Dans un premier temps, cela est surtout vrai dans les métropoles : elles trouvent dans la culture un moyen d'affirmer une image, mais aussi de construire une attractivité pour leur ville. Pour le monde rural, la question est plus complexe. La culture ne représente pas un enjeu de prime abord. Même si quelques exemples isolés peuvent contredire la chronologie, comme par exemple avec le théâtre de poche à Hédé, c'est très récemment que l'on assiste à la mise en place d'un politique culturelle en milieu rural. C'est donc bien d'une action politique volontariste qu'il s'agit, et non d'un saupoudrage financier donné à quelques associations ou pour diffuser des spectacles.
On peut penser que cette action est liée à la prise en compte des mutations du monde rural des cinquante dernières années. D'abord, les activités économiques se sont diversifiées, l'agriculture n'est plus la seule ressource. Cela va de pair avec un changement de la population qui se traduit par une nouvelle donne sociologique. On parle de rurbanisation des campagnes. Ainsi, la culture est pensée comme un service, répondant à une nouvelle population, ayant des habitudes culturelles plus urbaines. C'est une "offre" que se doit de proposer le monde rural pour répondre à une nouvelle "demande". Les termes économiques d'offre et de demande sont employés ici à bon escient. Car pour les élus, il s'agit bien, avec la culture, de contribuer à une logique de développement.

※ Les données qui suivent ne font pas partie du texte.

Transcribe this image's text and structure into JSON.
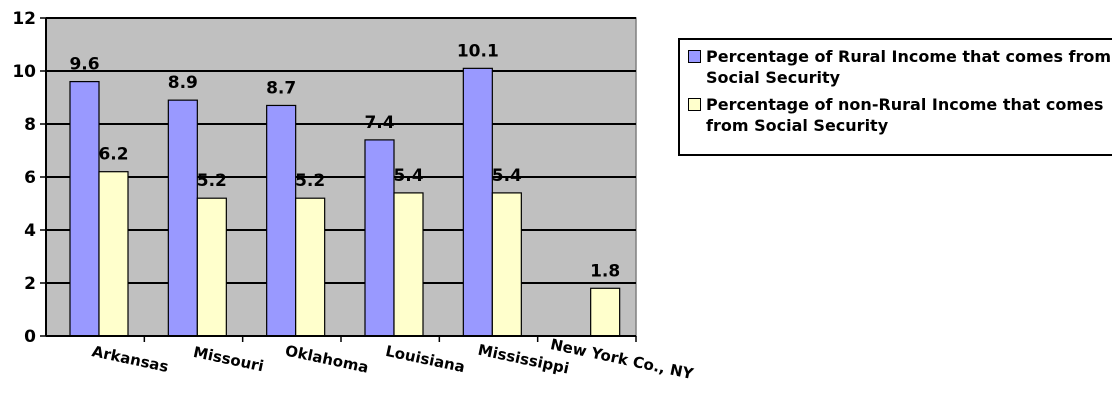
{
  "chart_data": {
    "type": "bar",
    "categories": [
      "Arkansas",
      "Missouri",
      "Oklahoma",
      "Louisiana",
      "Mississippi",
      "New York Co., NY"
    ],
    "series": [
      {
        "name": "Percentage of Rural Income that comes from Social Security",
        "values": [
          9.6,
          8.9,
          8.7,
          7.4,
          10.1,
          null
        ],
        "color": "#9999FF"
      },
      {
        "name": "Percentage of non-Rural Income that comes from Social Security",
        "values": [
          6.2,
          5.2,
          5.2,
          5.4,
          5.4,
          1.8
        ],
        "color": "#FFFFCC"
      }
    ],
    "ylim": [
      0,
      12
    ],
    "yticks": [
      0,
      2,
      4,
      6,
      8,
      10,
      12
    ],
    "ytick_labels": [
      "0",
      "2",
      "4",
      "6",
      "8",
      "10",
      "12"
    ],
    "plot_background": "#C0C0C0",
    "grid": true,
    "legend_position": "right",
    "title": "",
    "xlabel": "",
    "ylabel": ""
  }
}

A cet égard, les conseils prodigués par les experts culturel et rural sont très clairs. Dans leur ouvrage sur les politiques culturelles en milieu rural, messieurs Laffont-Grellety et Mazurier proposent que la culture soit partie prenante au développement économique des territoires ruraux. Le maire de Pont Scorff que l'on voit dans le reportage proposé conçoit lui aussi son nouvel équipement culturel comme une nouvelle dynamique pour sa ville située en zone rurale. La culture, qui doit également attirer de nouvelles populations, est pensée comme une valeur ajoutée sensée dynamiser, voire redynamiser l'économie locale en créant une attractivité. D'autre part, dans ces territoires où la culture institutionnalisée est rare jusque dans les années 1990, il est nécessaire de penser les équipements de manière globale, avec plusieurs entrées pour ne pas attirer qu'un seul type de public. Par exemple, à Pont Scorff, on imagine une salle de théâtre, mais aussi un musée de la découverte du saumon sauvage et des métiers d'art qui ancre la structure dans une démarche plus patrimoniale. L'équipement est aussi composé d'un cinéma. Pour créer du lien social, le lieu se doit d'être ouvert sur plusieurs activités. Le projet culturel doit s'inscrire de manière conforme au projet territorial et en adéquation avec ces atouts déjà existants. En résumé, on peut dire que l'arrivée de ces formes d'actions culturelles est possible à partir des années 1980-1990 grâce à trois changements majeurs dans le monde rural : un changement économique, un changement sociologique et démographique, enfin un changement institutionnel (les lois de décentralisation).